The plan sets out formal Palestinian claims to an independent state on land occupied by Israel in 1967, and implicitly adopts a two-state solution.
The referendum will be non-binding.
The announcement was immediately denounced by Hamas.
Leading Hamas official Mushir al-Masri denounced the proposal as nothing short of a "a declaration of a coup against the government".
"Whoever announced the referendum should shoulder the responsibility for the dangerous consequences that may result," he said, adding that Palestinians should boycott the vote.
Hamas would "try to prevent this referendum from taking place by all legal means" he was quoted as saying by the news agency AFP.
There has been increasing tension between Mr Abbas and his formerly dominant Fatah party since Hamas won a landslide victory in January's general elections and took over the government.

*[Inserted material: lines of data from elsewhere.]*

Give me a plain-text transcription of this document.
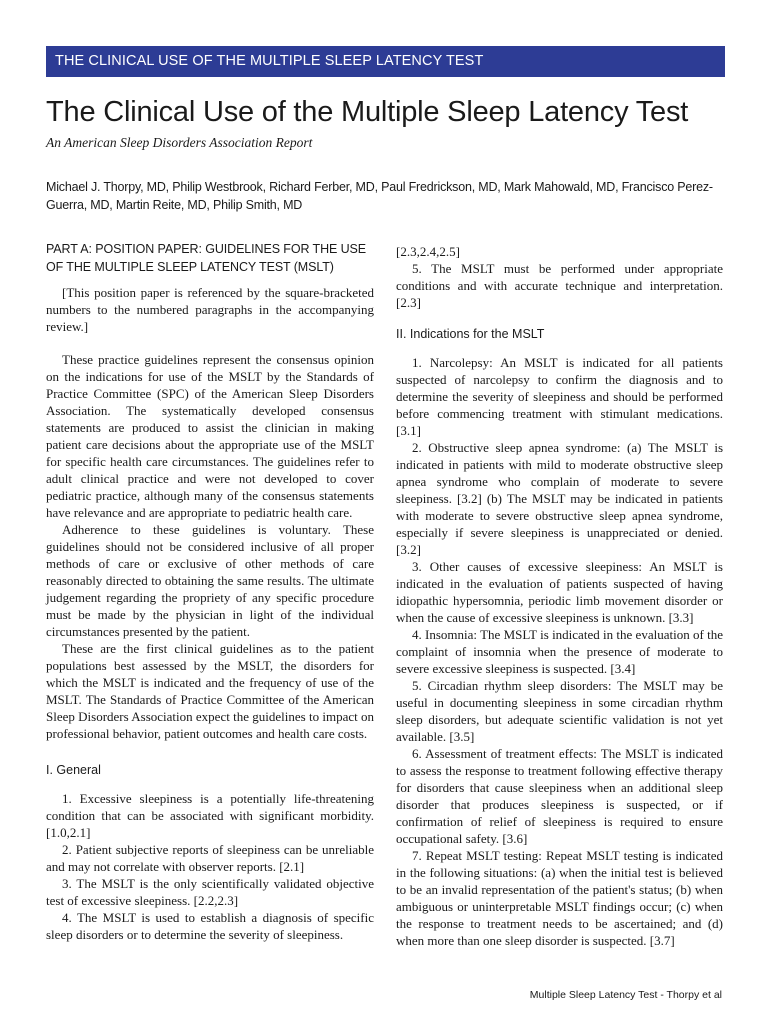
THE CLINICAL USE OF THE MULTIPLE SLEEP LATENCY TEST
The Clinical Use of the Multiple Sleep Latency Test
An American Sleep Disorders Association Report
Michael J. Thorpy, MD, Philip Westbrook, Richard Ferber, MD, Paul Fredrickson, MD, Mark Mahowald, MD, Francisco Perez-Guerra, MD, Martin Reite, MD, Philip Smith, MD
PART A: POSITION PAPER: GUIDELINES FOR THE USE OF THE MULTIPLE SLEEP LATENCY TEST (MSLT)

[This position paper is referenced by the square-bracketed numbers to the numbered paragraphs in the accompanying review.]

These practice guidelines represent the consensus opinion on the indications for use of the MSLT by the Standards of Practice Committee (SPC) of the American Sleep Disorders Association. The systematically developed consensus statements are produced to assist the clinician in making patient care decisions about the appropriate use of the MSLT for specific health care circumstances. The guidelines refer to adult clinical practice and were not developed to cover pediatric practice, although many of the consensus statements have relevance and are appropriate to pediatric health care.

Adherence to these guidelines is voluntary. These guidelines should not be considered inclusive of all proper methods of care or exclusive of other methods of care reasonably directed to obtaining the same results. The ultimate judgement regarding the propriety of any specific procedure must be made by the physician in light of the individual circumstances presented by the patient.

These are the first clinical guidelines as to the patient populations best assessed by the MSLT, the disorders for which the MSLT is indicated and the frequency of use of the MSLT. The Standards of Practice Committee of the American Sleep Disorders Association expect the guidelines to impact on professional behavior, patient outcomes and health care costs.

I. General

1. Excessive sleepiness is a potentially life-threatening condition that can be associated with significant morbidity. [1.0,2.1]

2. Patient subjective reports of sleepiness can be unreliable and may not correlate with observer reports. [2.1]

3. The MSLT is the only scientifically validated objective test of excessive sleepiness. [2.2,2.3]

4. The MSLT is used to establish a diagnosis of specific sleep disorders or to determine the severity of sleepiness.

[2.3,2.4,2.5]

5. The MSLT must be performed under appropriate conditions and with accurate technique and interpretation. [2.3]

II. Indications for the MSLT

1. Narcolepsy: An MSLT is indicated for all patients suspected of narcolepsy to confirm the diagnosis and to determine the severity of sleepiness and should be performed before commencing treatment with stimulant medications. [3.1]

2. Obstructive sleep apnea syndrome: (a) The MSLT is indicated in patients with mild to moderate obstructive sleep apnea syndrome who complain of moderate to severe sleepiness. [3.2] (b) The MSLT may be indicated in patients with moderate to severe obstructive sleep apnea syndrome, especially if severe sleepiness is unappreciated or denied. [3.2]

3. Other causes of excessive sleepiness: An MSLT is indicated in the evaluation of patients suspected of having idiopathic hypersomnia, periodic limb movement disorder or when the cause of excessive sleepiness is unknown. [3.3]

4. Insomnia: The MSLT is indicated in the evaluation of the complaint of insomnia when the presence of moderate to severe excessive sleepiness is suspected. [3.4]

5. Circadian rhythm sleep disorders: The MSLT may be useful in documenting sleepiness in some circadian rhythm sleep disorders, but adequate scientific validation is not yet available. [3.5]

6. Assessment of treatment effects: The MSLT is indicated to assess the response to treatment following effective therapy for disorders that cause sleepiness when an additional sleep disorder that produces sleepiness is suspected, or if confirmation of relief of sleepiness is required to ensure occupational safety. [3.6]

7. Repeat MSLT testing: Repeat MSLT testing is indicated in the following situations: (a) when the initial test is believed to be an invalid representation of the patient's status; (b) when ambiguous or uninterpretable MSLT findings occur; (c) when the response to treatment needs to be ascertained; and (d) when more than one sleep disorder is suspected. [3.7]

Multiple Sleep Latency Test - Thorpy et al
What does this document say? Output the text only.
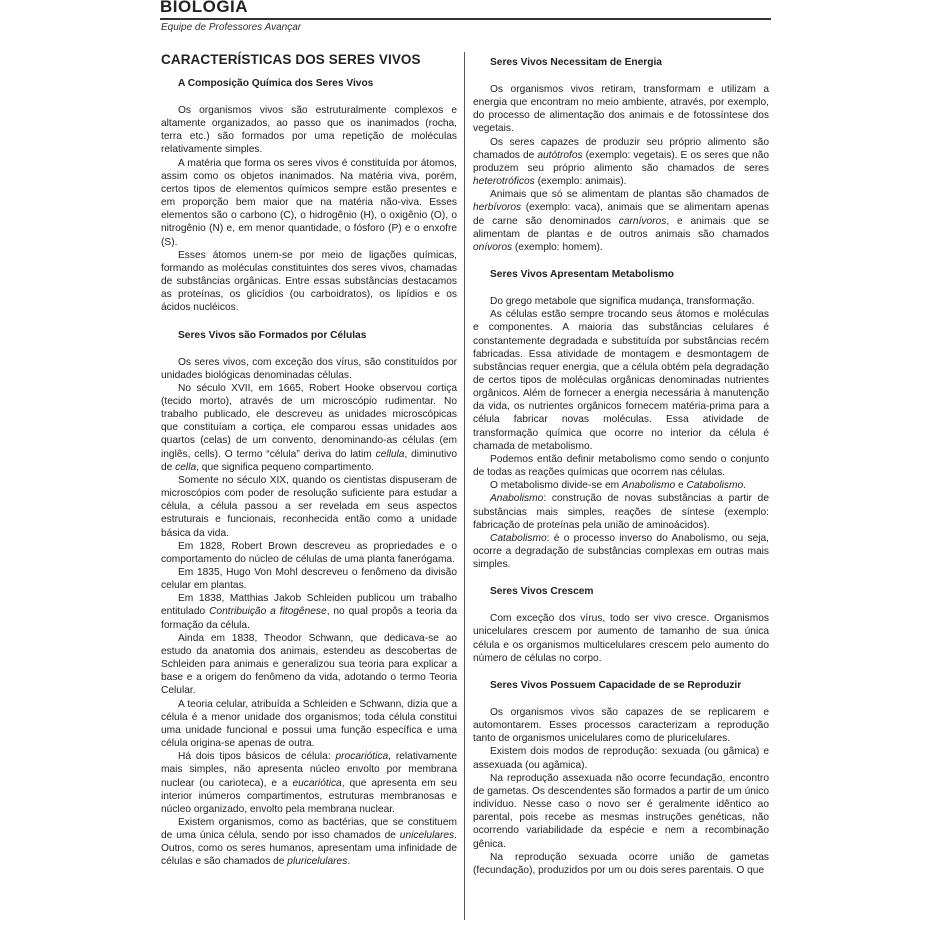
BIOLOGIA
Equipe de Professores Avançar
CARACTERÍSTICAS DOS SERES VIVOS
A Composição Química dos Seres Vivos

Os organismos vivos são estruturalmente complexos e altamente organizados, ao passo que os inanimados (rocha, terra etc.) são formados por uma repetição de moléculas relativamente simples.

A matéria que forma os seres vivos é constituída por átomos, assim como os objetos inanimados. Na matéria viva, porém, certos tipos de elementos químicos sempre estão presentes e em proporção bem maior que na matéria não-viva. Esses elementos são o carbono (C), o hidrogênio (H), o oxigênio (O), o nitrogênio (N) e, em menor quantidade, o fósforo (P) e o enxofre (S).

Esses átomos unem-se por meio de ligações químicas, formando as moléculas constituintes dos seres vivos, chamadas de substâncias orgânicas. Entre essas substâncias destacamos as proteínas, os glicídios (ou carboidratos), os lipídios e os ácidos nucléicos.

Seres Vivos são Formados por Células

Os seres vivos, com exceção dos vírus, são constituídos por unidades biológicas denominadas células.

No século XVII, em 1665, Robert Hooke observou cortiça (tecido morto), através de um microscópio rudimentar. No trabalho publicado, ele descreveu as unidades microscópicas que constituíam a cortiça, ele comparou essas unidades aos quartos (celas) de um convento, denominando-as células (em inglês, cells). O termo “célula” deriva do latim cellula, diminutivo de cella, que significa pequeno compartimento.

Somente no século XIX, quando os cientistas dispuseram de microscópios com poder de resolução suficiente para estudar a célula, a célula passou a ser revelada em seus aspectos estruturais e funcionais, reconhecida então como a unidade básica da vida.

Em 1828, Robert Brown descreveu as propriedades e o comportamento do núcleo de células de uma planta fanerógama.

Em 1835, Hugo Von Mohl descreveu o fenômeno da divisão celular em plantas.

Em 1838, Matthias Jakob Schleiden publicou um trabalho entitulado Contribuição a fitogênese, no qual propôs a teoria da formação da célula.

Ainda em 1838, Theodor Schwann, que dedicava-se ao estudo da anatomia dos animais, estendeu as descobertas de Schleiden para animais e generalizou sua teoria para explicar a base e a origem do fenômeno da vida, adotando o termo Teoria Celular.

A teoria celular, atribuída a Schleiden e Schwann, dizia que a célula é a menor unidade dos organismos; toda célula constitui uma unidade funcional e possui uma função específica e uma célula origina-se apenas de outra.

Há dois tipos básicos de célula: procariótica, relativamente mais simples, não apresenta núcleo envolto por membrana nuclear (ou carioteca), e a eucariótica, que apresenta em seu interior inúmeros compartimentos, estruturas membranosas e núcleo organizado, envolto pela membrana nuclear.

Existem organismos, como as bactérias, que se constituem de uma única célula, sendo por isso chamados de unicelulares. Outros, como os seres humanos, apresentam uma infinidade de células e são chamados de pluricelulares.

Seres Vivos Necessitam de Energia

Os organismos vivos retiram, transformam e utilizam a energia que encontram no meio ambiente, através, por exemplo, do processo de alimentação dos animais e de fotossíntese dos vegetais.

Os seres capazes de produzir seu próprio alimento são chamados de autótrofos (exemplo: vegetais). E os seres que não produzem seu próprio alimento são chamados de seres heterotróficos (exemplo: animais).

Animais que só se alimentam de plantas são chamados de herbívoros (exemplo: vaca), animais que se alimentam apenas de carne são denominados carnívoros, e animais que se alimentam de plantas e de outros animais são chamados onívoros (exemplo: homem).

Seres Vivos Apresentam Metabolismo

Do grego metabole que significa mudança, transformação.

As células estão sempre trocando seus átomos e moléculas e componentes. A maioria das substâncias celulares é constantemente degradada e substituída por substâncias recém fabricadas. Essa atividade de montagem e desmontagem de substâncias requer energia, que a célula obtém pela degradação de certos tipos de moléculas orgânicas denominadas nutrientes orgânicos. Além de fornecer a energia necessária à manutenção da vida, os nutrientes orgânicos fornecem matéria-prima para a célula fabricar novas moléculas. Essa atividade de transformação química que ocorre no interior da célula é chamada de metabolismo.

Podemos então definir metabolismo como sendo o conjunto de todas as reações químicas que ocorrem nas células.

O metabolismo divide-se em Anabolismo e Catabolismo.

Anabolismo: construção de novas substâncias a partir de substâncias mais simples, reações de síntese (exemplo: fabricação de proteínas pela união de aminoácidos).

Catabolismo: é o processo inverso do Anabolismo, ou seja, ocorre a degradação de substâncias complexas em outras mais simples.

Seres Vivos Crescem

Com exceção dos vírus, todo ser vivo cresce. Organismos unicelulares crescem por aumento de tamanho de sua única célula e os organismos multicelulares crescem pelo aumento do número de células no corpo.

Seres Vivos Possuem Capacidade de se Reproduzir

Os organismos vivos são capazes de se replicarem e automontarem. Esses processos caracterizam a reprodução tanto de organismos unicelulares como de pluricelulares.

Existem dois modos de reprodução: sexuada (ou gâmica) e assexuada (ou agâmica).

Na reprodução assexuada não ocorre fecundação, encontro de gametas. Os descendentes são formados a partir de um único indivíduo. Nesse caso o novo ser é geralmente idêntico ao parental, pois recebe as mesmas instruções genéticas, não ocorrendo variabilidade da espécie e nem a recombinação gênica.

Na reprodução sexuada ocorre união de gametas (fecundação), produzidos por um ou dois seres parentais. O que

Hamas, which does not recognise Israel and actively works for its destruction, has warned that putting the issue to a referendum could cause divisions within the nation.
"The idea of a referendum carries serious dangers for the unity of the Palestinian people, and I fear that it may provoke an historic division that will take decades to overcome," Prime Minister Ismail Haniya wrote in a letter sent to the Palestinian president earlier this week.
By contrast, Mr Abbas and his Fatah movement does recognise Israel and backs the establishment of a Palestinian state in the West Bank and Gaza.
Mr Abbas had given Hamas until the end of the week to agree to the plan or said he would put it to a public referendum.
On Thursday, he met with Hamas cabinet ministers but the talks ended without any progress.
The 18-point plan was drawn up by Palestinians from various factions who are serving time in Israeli prisons.
It calls for continued resistance on lands occupied by Israel in 1967, but proposes an end to attacks inside the area internationally-recognised as Israel.